Laine Hardy chuckles when asked if he's the same artist he was two years ago when his debut album set roots. It's impossible to answer, but pertinent because that's when this journey started.

Hardy recorded songs including "Let There Be Country" and "Ground I Grew Up On" back then. He also first heard "California Won't," a pensive goodbye song, masterfully written by the late Busbee with Jon Nite and the late Andrew Dorff.

"I didn’t know much about it, so I felt undeserving of it in a way," he shares, thinking back to those frenzied months after winning Season 17 of American Idol. In some ways, Hardy's recording of the song is a time capsule, but in others, it's representative of who he's always been and still is.

The truth is, Hardy hasn't changed, but he also has. He's grown, but very little (though certainly not nothing) on Here's to Anyone — out Friday (Sept. 17) — will stun the viewers who've stayed with him through two American Idol auditions, a 2019 win and the many stories, recordings and livestream concerts he's offered since.

attachment-Here's to anyone cover art
Buena Vista Records
loading...

Languid Louisiana rock vibes inspired by the classic rock albums Hardy grew up on dot the arrangements he and producer Michael Knox settled on; despite the age and experience gap, the two men are like minds.

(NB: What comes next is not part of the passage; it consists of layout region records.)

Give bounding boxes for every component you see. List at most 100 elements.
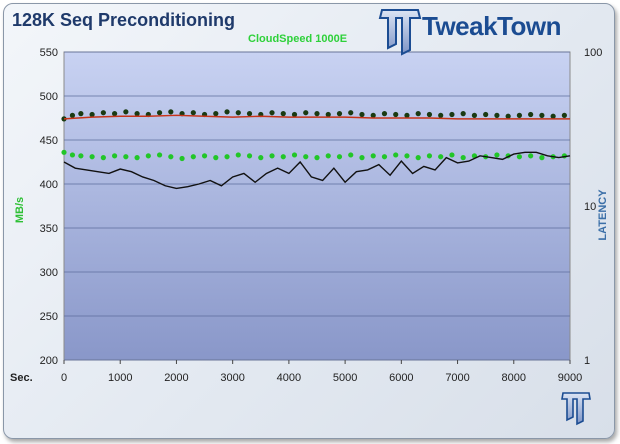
data-point-s1: [156, 110, 163, 116]
data-point-s0: [156, 152, 163, 158]
data-point-s1: [426, 111, 433, 118]
data-point-s0: [280, 154, 286, 160]
data-point-s0: [449, 152, 455, 158]
data-point-s0: [89, 154, 95, 160]
data-point-s1: [460, 111, 466, 117]
data-point-s0: [516, 154, 523, 160]
data-point-s1: [516, 112, 523, 118]
x-tick-label: 2000: [164, 372, 188, 384]
y-tick-label: 300: [40, 267, 58, 279]
data-point-s1: [303, 110, 309, 116]
data-point-s1: [505, 113, 511, 119]
data-point-s1: [69, 112, 76, 118]
x-tick-label: 8000: [502, 372, 526, 384]
data-point-s0: [246, 153, 253, 159]
data-point-s0: [123, 154, 129, 160]
x-tick-label: 3000: [220, 372, 244, 384]
data-point-s0: [112, 153, 118, 159]
y2-tick-label: 1: [584, 355, 590, 367]
data-point-s1: [89, 111, 95, 118]
data-point-s1: [246, 111, 253, 117]
data-point-s0: [224, 154, 230, 160]
data-point-s1: [224, 109, 230, 115]
data-point-s0: [190, 154, 196, 160]
data-point-s1: [438, 112, 444, 118]
y-axis-label: MB/s: [14, 197, 26, 223]
data-point-s0: [134, 155, 140, 161]
data-point-s1: [404, 112, 410, 118]
data-point-s1: [235, 110, 241, 116]
data-point-s1: [314, 111, 320, 117]
data-point-s0: [258, 155, 264, 161]
y2-tick-label: 10: [584, 201, 596, 213]
x-tick-label: 4000: [277, 372, 301, 384]
data-point-s0: [213, 155, 219, 161]
data-point-s0: [291, 152, 298, 158]
data-point-s1: [280, 111, 286, 117]
x-tick-label: 7000: [445, 372, 469, 384]
x-tick-label: 5000: [333, 372, 357, 384]
data-point-s1: [528, 111, 534, 118]
data-point-s0: [404, 153, 410, 159]
chart-svg: 0 1000 2000 3000 4000 5000 6000 7000 8000 9000 20…: [10, 9, 609, 426]
data-point-s0: [78, 153, 84, 159]
data-point-s0: [359, 155, 365, 161]
x-tick-label: 1000: [108, 372, 132, 384]
data-point-s1: [112, 111, 118, 117]
x-tick-label: 0: [61, 372, 67, 384]
y-axis: 200 250 300 350 400 450 500 550: [40, 47, 58, 367]
data-point-s1: [550, 113, 556, 119]
data-point-s1: [415, 111, 421, 117]
tweaktown-small-logo-icon: [561, 392, 591, 426]
y2-tick-label: 100: [584, 47, 602, 59]
data-point-s1: [561, 112, 567, 118]
data-point-s0: [235, 152, 241, 158]
data-point-s1: [213, 111, 219, 117]
data-point-s1: [269, 110, 275, 116]
data-point-s0: [348, 152, 354, 158]
data-point-s0: [325, 153, 331, 159]
y-tick-label: 450: [40, 135, 58, 147]
data-point-s0: [460, 155, 466, 161]
data-point-s0: [168, 154, 174, 160]
data-point-s0: [494, 152, 500, 158]
data-point-s0: [303, 154, 309, 160]
y-tick-label: 550: [40, 47, 58, 59]
data-point-s1: [291, 111, 298, 118]
x-tick-label: 9000: [558, 372, 582, 384]
data-point-s0: [539, 155, 545, 161]
data-point-s1: [78, 111, 84, 117]
data-point-s0: [426, 153, 433, 159]
data-point-s0: [393, 152, 399, 158]
data-point-s1: [359, 111, 365, 118]
data-point-s0: [201, 153, 208, 159]
data-point-s1: [393, 111, 399, 118]
data-point-s0: [381, 154, 388, 160]
data-point-s0: [179, 155, 185, 162]
data-point-s1: [190, 110, 196, 116]
brand-name: TweakTown: [422, 11, 562, 41]
data-point-s1: [348, 110, 354, 116]
y-tick-label: 400: [40, 179, 58, 191]
data-point-s1: [370, 112, 376, 118]
data-point-s1: [381, 111, 388, 117]
y-tick-label: 200: [40, 355, 58, 367]
x-tick-label: 6000: [389, 372, 413, 384]
data-point-s0: [145, 153, 151, 159]
y-tick-label: 500: [40, 91, 58, 103]
data-point-s0: [528, 153, 534, 159]
data-point-s0: [336, 154, 343, 160]
data-point-s1: [123, 109, 129, 115]
x-axis: 0 1000 2000 3000 4000 5000 6000 7000 8000 9000: [61, 360, 582, 384]
data-point-s1: [100, 110, 106, 116]
data-point-s1: [483, 111, 489, 118]
y-tick-label: 250: [40, 311, 58, 323]
data-point-s0: [69, 152, 76, 158]
data-point-s0: [100, 155, 106, 161]
data-point-s0: [415, 155, 421, 161]
data-point-s1: [336, 111, 343, 117]
data-point-s1: [449, 111, 455, 118]
data-point-s0: [370, 153, 376, 159]
y2-axis-label: LATENCY: [597, 189, 609, 241]
data-point-s1: [134, 111, 140, 117]
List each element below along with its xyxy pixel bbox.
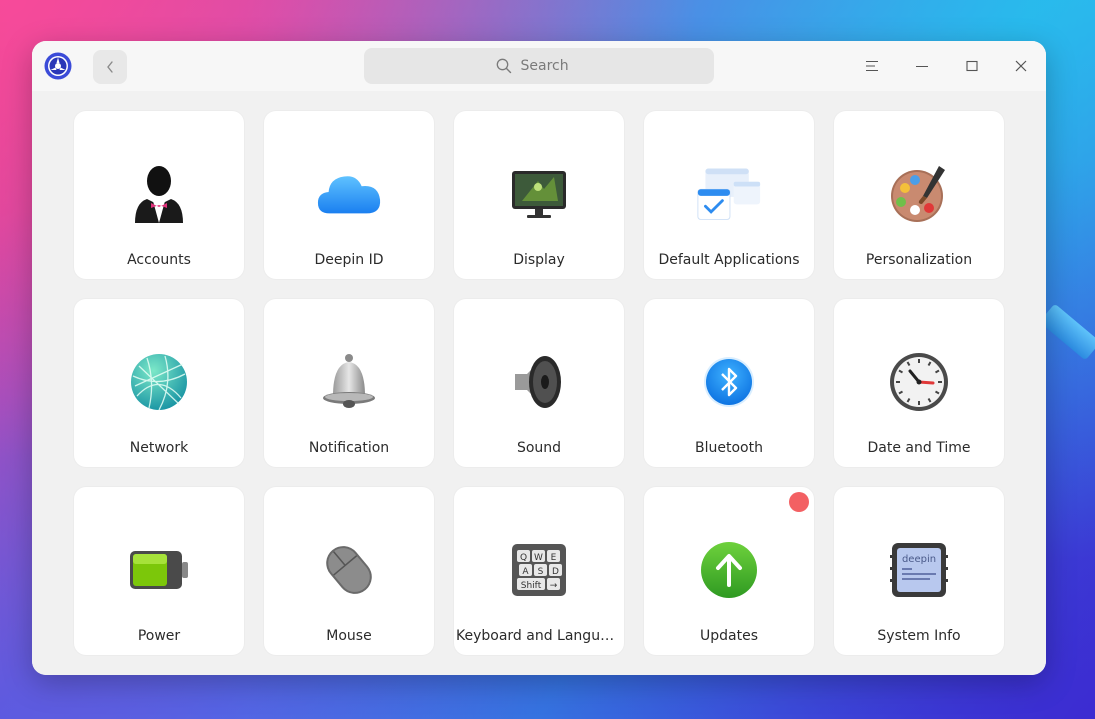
speaker-icon bbox=[515, 356, 561, 408]
accounts-icon bbox=[135, 166, 183, 223]
search-input[interactable] bbox=[518, 57, 583, 75]
keyboard-icon: Q W E A S D Shift → bbox=[512, 544, 566, 596]
network-globe-icon bbox=[131, 354, 187, 411]
cloud-icon bbox=[317, 176, 381, 214]
key-label: → bbox=[550, 581, 558, 591]
module-label: Deepin ID bbox=[314, 252, 384, 268]
module-label: Sound bbox=[516, 440, 562, 456]
module-label: Personalization bbox=[865, 252, 973, 268]
key-label: Q bbox=[520, 553, 527, 563]
module-label: Updates bbox=[700, 628, 758, 644]
module-bluetooth[interactable]: Bluetooth bbox=[644, 299, 814, 467]
module-power[interactable]: Power bbox=[74, 487, 244, 655]
system-info-icon: deepin bbox=[890, 543, 948, 597]
clock-icon bbox=[890, 353, 948, 411]
monitor-icon bbox=[512, 171, 566, 218]
minimize-button[interactable] bbox=[909, 53, 935, 79]
module-keyboard-and-language[interactable]: Q W E A S D Shift → Keyboard and Languag… bbox=[454, 487, 624, 655]
module-personalization[interactable]: Personalization bbox=[834, 111, 1004, 279]
mouse-icon bbox=[326, 546, 372, 594]
module-label: Network bbox=[129, 440, 189, 456]
key-label: E bbox=[551, 553, 557, 563]
module-label: Notification bbox=[308, 440, 390, 456]
close-button[interactable] bbox=[1008, 53, 1034, 79]
module-label: Display bbox=[513, 252, 565, 268]
palette-icon bbox=[891, 166, 945, 222]
module-notification[interactable]: Notification bbox=[264, 299, 434, 467]
module-updates[interactable]: Updates bbox=[644, 487, 814, 655]
module-label: Accounts bbox=[127, 252, 191, 268]
module-label: Default Applications bbox=[658, 252, 800, 268]
key-label: W bbox=[534, 553, 543, 563]
back-button[interactable] bbox=[93, 50, 127, 84]
key-label: A bbox=[522, 567, 529, 577]
module-mouse[interactable]: Mouse bbox=[264, 487, 434, 655]
modules-grid: Accounts Deepin ID Display Default Appli… bbox=[32, 91, 1046, 675]
module-label: Mouse bbox=[326, 628, 372, 644]
close-icon bbox=[1015, 60, 1027, 72]
key-label: D bbox=[552, 567, 559, 577]
maximize-button[interactable] bbox=[959, 53, 985, 79]
deepin-wordmark: deepin bbox=[902, 554, 936, 565]
chevron-left-icon bbox=[107, 61, 113, 73]
minimize-icon bbox=[916, 65, 928, 68]
module-deepin-id[interactable]: Deepin ID bbox=[264, 111, 434, 279]
module-default-applications[interactable]: Default Applications bbox=[644, 111, 814, 279]
key-label: S bbox=[538, 567, 544, 577]
battery-icon bbox=[130, 551, 188, 589]
bluetooth-icon bbox=[704, 357, 754, 407]
module-system-info[interactable]: deepin System Info bbox=[834, 487, 1004, 655]
key-label: Shift bbox=[521, 581, 542, 591]
menu-icon bbox=[866, 60, 878, 72]
module-sound[interactable]: Sound bbox=[454, 299, 624, 467]
module-label: Power bbox=[137, 628, 181, 644]
module-label: System Info bbox=[877, 628, 961, 644]
module-display[interactable]: Display bbox=[454, 111, 624, 279]
module-network[interactable]: Network bbox=[74, 299, 244, 467]
module-label: Keyboard and Language bbox=[456, 628, 622, 644]
module-label: Bluetooth bbox=[695, 440, 763, 456]
search-icon bbox=[496, 58, 511, 74]
module-date-and-time[interactable]: Date and Time bbox=[834, 299, 1004, 467]
module-accounts[interactable]: Accounts bbox=[74, 111, 244, 279]
maximize-icon bbox=[966, 60, 978, 72]
default-apps-icon bbox=[697, 168, 761, 220]
update-badge bbox=[789, 492, 809, 512]
search-box[interactable] bbox=[364, 48, 714, 84]
bell-icon bbox=[323, 354, 375, 408]
module-label: Date and Time bbox=[867, 440, 971, 456]
control-center-window: Accounts Deepin ID bbox=[32, 41, 1046, 675]
menu-button[interactable] bbox=[859, 53, 885, 79]
titlebar bbox=[32, 41, 1046, 91]
arrow-up-icon bbox=[701, 542, 757, 598]
control-center-logo-icon bbox=[44, 52, 72, 80]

“From the moment I met him, he’s been the most down-to-earth guy ever," Hardy shares from a Nashville office. "Our ideas don’t collide. They just sort of flow together."

All the anxiety that Hardy says he feels as he takes a live stage subsided in studio. It was easy, he shares, if slow.

Since Idol's early days, there's been a shift in how winners approach their careers: Kelly Clarkson pumped out a single, album and even a movie after taking Season 1. When Scotty McCreery won Season 10 in 2011, he waited all of four months to drop his debut album. Today, however, with a less-fervent commercial crowd awaiting a winner's next move, artists are apt to wait, especially if — like Hardy — they're new to making music for the mainstream.

So Hardy, now 21, paused but never fully stopped, even when the COVID-19 pandemic brought everything to a halt. Some may have resented such an interruption, thinking it best to strike while the iron is hot. After some consideration, however, the kid from Livingston, La., embraced having a minute to work on himself.

“This is good. Maybe this is a good thing," he says, remembering his approach. "I can step back from it for a second and better myself at things that I don’t really see on the go."

"Tiny Town" and "The Other LA" are two more songs that music-hungry fans heard long before now. Hardy released "Memorize You" this summer, and the rest of the 11 tracks came sprinkled in between. There was never a temptation to revisit those early recordings, though, even as new ideas and techniques came his way.

“I experimented a lot with this album, and I was very open-minded to things," Hardy says. "I really wanted to try all kind of different experiments with these songs."

That mindset is most obvious on "One of Those," one of two tracks Hardy co-wrote for Here's to Anyone. A pop sheen sets an ambiance for him to describe a romantic night — even with a steel guitar anchoring the arrangement, one can't help but think of '80s pop — and after the second chorus, a small choir harmonizes, "Oh-oh-oh" before the bridge.

If there's a put-your-hand-in-your-lover's-back-pocket song in Hardy's setlist as he begins his Monster Energy Outbreak Tour, it's this one. Like the artist himself, "One of Those" is a throwback that's adjusted to remain relevant in 2021.